The San Francisco-Oakland-Berkeley region is the most expensive metropolitan area in the country, according to a report by financial news company 24/7 Wall Street.
The report found that an adequate standard of living in the San Francisco-Oakland-Berkeley area would require $5,194 per month for a single adult. For a family of four, the hurdle is $11,165.
The report, which used estimates from the Economic Policy Institute for single adults or a family of four to have a “modest yet adequate standard of living,” confirms trends prompted by a high-income tech workforce and increasing cost of living. In Alameda County, a salary of $69,000 is considered a low income for a single adult, while the median family income is $111,700.
According to the U.S. Bureau of Labor Statistics, the consumer price index — a measure of the overall cost of basic necessity commodities — rose 3.2 percent over one year ending this June. In that same period, the statistics bureau also reported that the total compensation costs for private industry workers increased 2.6 percent in the San Jose-San Francisco-Oakland metropolitan area.
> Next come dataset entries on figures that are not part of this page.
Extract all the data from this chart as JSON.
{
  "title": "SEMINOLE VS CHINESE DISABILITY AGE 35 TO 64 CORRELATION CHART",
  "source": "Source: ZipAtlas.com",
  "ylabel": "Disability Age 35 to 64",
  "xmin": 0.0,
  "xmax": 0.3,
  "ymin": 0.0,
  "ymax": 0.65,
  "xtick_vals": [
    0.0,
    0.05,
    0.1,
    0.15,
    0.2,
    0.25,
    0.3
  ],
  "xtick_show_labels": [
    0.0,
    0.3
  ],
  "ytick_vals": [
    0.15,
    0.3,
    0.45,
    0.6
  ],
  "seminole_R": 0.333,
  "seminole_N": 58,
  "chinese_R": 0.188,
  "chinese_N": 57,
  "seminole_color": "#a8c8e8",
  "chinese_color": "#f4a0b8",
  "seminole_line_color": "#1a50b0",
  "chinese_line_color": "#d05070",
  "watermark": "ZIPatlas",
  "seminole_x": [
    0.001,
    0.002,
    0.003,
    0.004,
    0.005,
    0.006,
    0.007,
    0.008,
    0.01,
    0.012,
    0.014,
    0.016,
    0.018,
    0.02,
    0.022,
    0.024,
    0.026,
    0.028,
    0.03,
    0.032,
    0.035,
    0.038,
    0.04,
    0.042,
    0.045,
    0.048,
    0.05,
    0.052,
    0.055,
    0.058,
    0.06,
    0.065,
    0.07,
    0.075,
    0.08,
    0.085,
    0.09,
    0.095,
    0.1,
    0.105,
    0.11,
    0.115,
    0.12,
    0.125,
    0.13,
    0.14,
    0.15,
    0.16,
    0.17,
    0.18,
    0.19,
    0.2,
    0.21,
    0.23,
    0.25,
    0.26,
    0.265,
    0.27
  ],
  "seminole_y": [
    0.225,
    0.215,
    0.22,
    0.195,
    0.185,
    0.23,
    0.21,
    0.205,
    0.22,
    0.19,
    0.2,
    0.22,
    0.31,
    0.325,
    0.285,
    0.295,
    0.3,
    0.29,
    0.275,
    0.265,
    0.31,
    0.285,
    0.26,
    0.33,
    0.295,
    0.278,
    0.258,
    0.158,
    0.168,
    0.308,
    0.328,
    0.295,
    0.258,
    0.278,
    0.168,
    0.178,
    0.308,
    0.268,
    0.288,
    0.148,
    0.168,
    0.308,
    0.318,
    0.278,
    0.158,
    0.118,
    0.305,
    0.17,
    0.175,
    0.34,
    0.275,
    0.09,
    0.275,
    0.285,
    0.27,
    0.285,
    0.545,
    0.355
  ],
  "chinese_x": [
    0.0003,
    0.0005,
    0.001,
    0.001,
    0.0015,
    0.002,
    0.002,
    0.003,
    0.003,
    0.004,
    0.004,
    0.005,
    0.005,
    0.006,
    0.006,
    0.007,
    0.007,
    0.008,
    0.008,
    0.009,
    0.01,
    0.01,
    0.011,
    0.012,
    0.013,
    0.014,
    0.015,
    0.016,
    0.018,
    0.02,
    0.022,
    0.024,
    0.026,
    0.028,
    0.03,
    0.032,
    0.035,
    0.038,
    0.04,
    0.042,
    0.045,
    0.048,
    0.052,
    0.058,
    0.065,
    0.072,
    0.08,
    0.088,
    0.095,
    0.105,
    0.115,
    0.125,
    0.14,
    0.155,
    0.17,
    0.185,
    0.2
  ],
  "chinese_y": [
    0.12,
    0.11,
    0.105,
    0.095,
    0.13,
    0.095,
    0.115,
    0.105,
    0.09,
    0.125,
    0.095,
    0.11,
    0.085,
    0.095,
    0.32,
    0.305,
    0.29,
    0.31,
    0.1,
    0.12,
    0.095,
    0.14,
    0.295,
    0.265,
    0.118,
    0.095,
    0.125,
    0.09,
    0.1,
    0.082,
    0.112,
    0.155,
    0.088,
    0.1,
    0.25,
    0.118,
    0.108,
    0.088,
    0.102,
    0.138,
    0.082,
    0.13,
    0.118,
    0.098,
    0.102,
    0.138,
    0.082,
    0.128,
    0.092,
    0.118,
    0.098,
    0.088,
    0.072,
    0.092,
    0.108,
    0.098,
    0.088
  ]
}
In Berkeley, where much of the population attends and is employed by UC Berkeley, the rising cost of maintaining a basic quality of life has drastically changed campus priorities — the most notable being a renewed focus on the need to create affordable housing. In a 2017 study conducted by the chancellor’s office, 27 percent of undergraduate students and 26 percent of graduate students said they considered leaving UC Berkeley because of the housing situation.
Campus librarian David Eifler said the exorbitant cost of living in the Bay Area has created a “brain drain” for the campus. Eifler — who is also the co-chair of UC-AFT Local 1474, which represents librarians and lecturers — said even with a negotiated pay raise of 22 percent over five years, “It’s not enough to retain early career librarians.”
“Within the last year and a half, a number of librarians who were new to Berkeley — after three to five years — left and went to cheaper areas to buy homes,” Eifler said.
Even with a grant that allows her to live on campus, sophomore Gisselle Alvarez finds shopping for healthy food to be a challenge in a city with limited affordable options.
Alvarez said even with CalFresh, California’s nutritional support program, ready access to food can prove to be burdensome, as most grocery stores in the city offer mainly pricier options.
“It’s weird, because when you are picking a college, you never consider how much it’s going to cost to live in the town,” Alvarez said. “I might have reconsidered.”